Jānis Čoke (24 September 1878 in Idus parish (now Valmiera Municipality), Kreis Wolmar, Governorate of Livonia – 9 June 1910 in Turku, Grand Duchy of Finland) was a Latvian revolutionary who is known for his involvement in the 1906 robbery of the branch of Russian State Bank in Helsinki.

== Life ==
Čoke was an industrial worker who joined the Latvian Social Democratic Workers' Party in 1902 and became a member on the party's militant wing. During the 1905 Russian Revolution, Čoke founded the revolutionary organization Brašie which was related with several prison riots and attacks against the gendarmerie in Riga.

In February 1906, the Latvian revolutionary Jānis Luters formed a group of 15 revolutionaries. The gang was sent to Finland to rob the Russian State Bank branch in Helsinki. The Latvians were assisted by Finnish activists who opposed the Tsarist regime. With Čoke as the leader, the bank was robbed on 26 February.

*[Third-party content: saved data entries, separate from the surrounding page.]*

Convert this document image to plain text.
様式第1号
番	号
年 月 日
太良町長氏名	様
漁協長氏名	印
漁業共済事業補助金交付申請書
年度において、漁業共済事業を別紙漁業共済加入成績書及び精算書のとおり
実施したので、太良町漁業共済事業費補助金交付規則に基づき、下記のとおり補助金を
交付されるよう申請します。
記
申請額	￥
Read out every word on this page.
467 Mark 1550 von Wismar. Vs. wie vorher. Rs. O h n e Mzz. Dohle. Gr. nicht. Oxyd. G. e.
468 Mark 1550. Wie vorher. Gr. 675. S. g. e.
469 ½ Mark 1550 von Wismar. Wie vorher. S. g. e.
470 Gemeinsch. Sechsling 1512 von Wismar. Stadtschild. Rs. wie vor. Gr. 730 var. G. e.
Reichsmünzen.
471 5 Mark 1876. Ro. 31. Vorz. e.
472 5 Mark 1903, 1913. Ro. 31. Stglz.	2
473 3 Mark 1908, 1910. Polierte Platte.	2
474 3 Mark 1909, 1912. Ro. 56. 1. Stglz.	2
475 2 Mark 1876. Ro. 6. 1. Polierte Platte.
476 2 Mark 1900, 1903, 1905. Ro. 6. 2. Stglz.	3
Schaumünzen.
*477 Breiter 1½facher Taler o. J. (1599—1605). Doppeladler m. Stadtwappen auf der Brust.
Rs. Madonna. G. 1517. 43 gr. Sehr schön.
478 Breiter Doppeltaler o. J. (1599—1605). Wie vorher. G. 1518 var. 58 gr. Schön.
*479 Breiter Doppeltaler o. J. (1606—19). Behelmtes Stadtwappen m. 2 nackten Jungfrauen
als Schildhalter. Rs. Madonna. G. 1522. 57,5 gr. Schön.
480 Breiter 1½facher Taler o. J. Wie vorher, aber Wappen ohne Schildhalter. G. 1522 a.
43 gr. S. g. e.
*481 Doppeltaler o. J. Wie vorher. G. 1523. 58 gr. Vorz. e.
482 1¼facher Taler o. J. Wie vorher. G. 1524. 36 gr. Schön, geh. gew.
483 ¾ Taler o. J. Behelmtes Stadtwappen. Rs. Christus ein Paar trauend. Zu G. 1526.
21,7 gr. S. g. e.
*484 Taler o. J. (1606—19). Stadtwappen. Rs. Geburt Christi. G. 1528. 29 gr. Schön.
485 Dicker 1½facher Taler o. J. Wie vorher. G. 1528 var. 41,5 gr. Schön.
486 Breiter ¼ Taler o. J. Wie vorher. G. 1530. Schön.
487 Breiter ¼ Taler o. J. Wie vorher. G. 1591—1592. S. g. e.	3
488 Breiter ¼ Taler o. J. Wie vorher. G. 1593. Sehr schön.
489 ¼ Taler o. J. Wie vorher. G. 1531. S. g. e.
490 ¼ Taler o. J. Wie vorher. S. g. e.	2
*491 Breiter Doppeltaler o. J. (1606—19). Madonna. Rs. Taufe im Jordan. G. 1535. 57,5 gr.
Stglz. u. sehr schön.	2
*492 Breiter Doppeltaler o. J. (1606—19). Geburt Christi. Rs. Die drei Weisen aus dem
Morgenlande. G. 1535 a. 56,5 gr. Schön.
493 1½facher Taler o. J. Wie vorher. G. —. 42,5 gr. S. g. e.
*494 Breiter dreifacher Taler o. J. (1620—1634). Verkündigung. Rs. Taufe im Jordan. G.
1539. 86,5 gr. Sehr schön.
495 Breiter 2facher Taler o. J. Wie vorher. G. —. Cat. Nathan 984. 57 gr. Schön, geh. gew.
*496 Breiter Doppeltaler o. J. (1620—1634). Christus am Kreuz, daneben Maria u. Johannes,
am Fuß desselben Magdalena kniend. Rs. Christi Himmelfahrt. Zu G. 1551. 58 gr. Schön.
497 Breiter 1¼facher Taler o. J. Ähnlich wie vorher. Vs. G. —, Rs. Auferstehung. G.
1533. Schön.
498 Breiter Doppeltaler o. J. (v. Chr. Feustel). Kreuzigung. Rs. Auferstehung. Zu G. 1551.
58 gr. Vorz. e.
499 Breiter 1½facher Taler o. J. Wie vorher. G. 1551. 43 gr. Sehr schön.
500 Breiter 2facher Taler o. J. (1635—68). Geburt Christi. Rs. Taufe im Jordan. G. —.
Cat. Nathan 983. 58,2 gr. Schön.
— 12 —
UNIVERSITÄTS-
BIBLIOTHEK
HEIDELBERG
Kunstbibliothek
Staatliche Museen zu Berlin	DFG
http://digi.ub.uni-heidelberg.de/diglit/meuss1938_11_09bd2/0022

After the robbery, Čoke fled to Tampere where he handed the money over to the Russian Bolshevik Nikolay Burenin. He was soon caught in a local hotel, and taken to the police station, where Čoke managed to kill two police officers and one civil person assisting on his arrest.

Čoke was sentenced to life in prison. He died in the Kakola prison in Turku in June 1910. Official cause was pneumonia, but others claimed he died in "suspicious circumstances".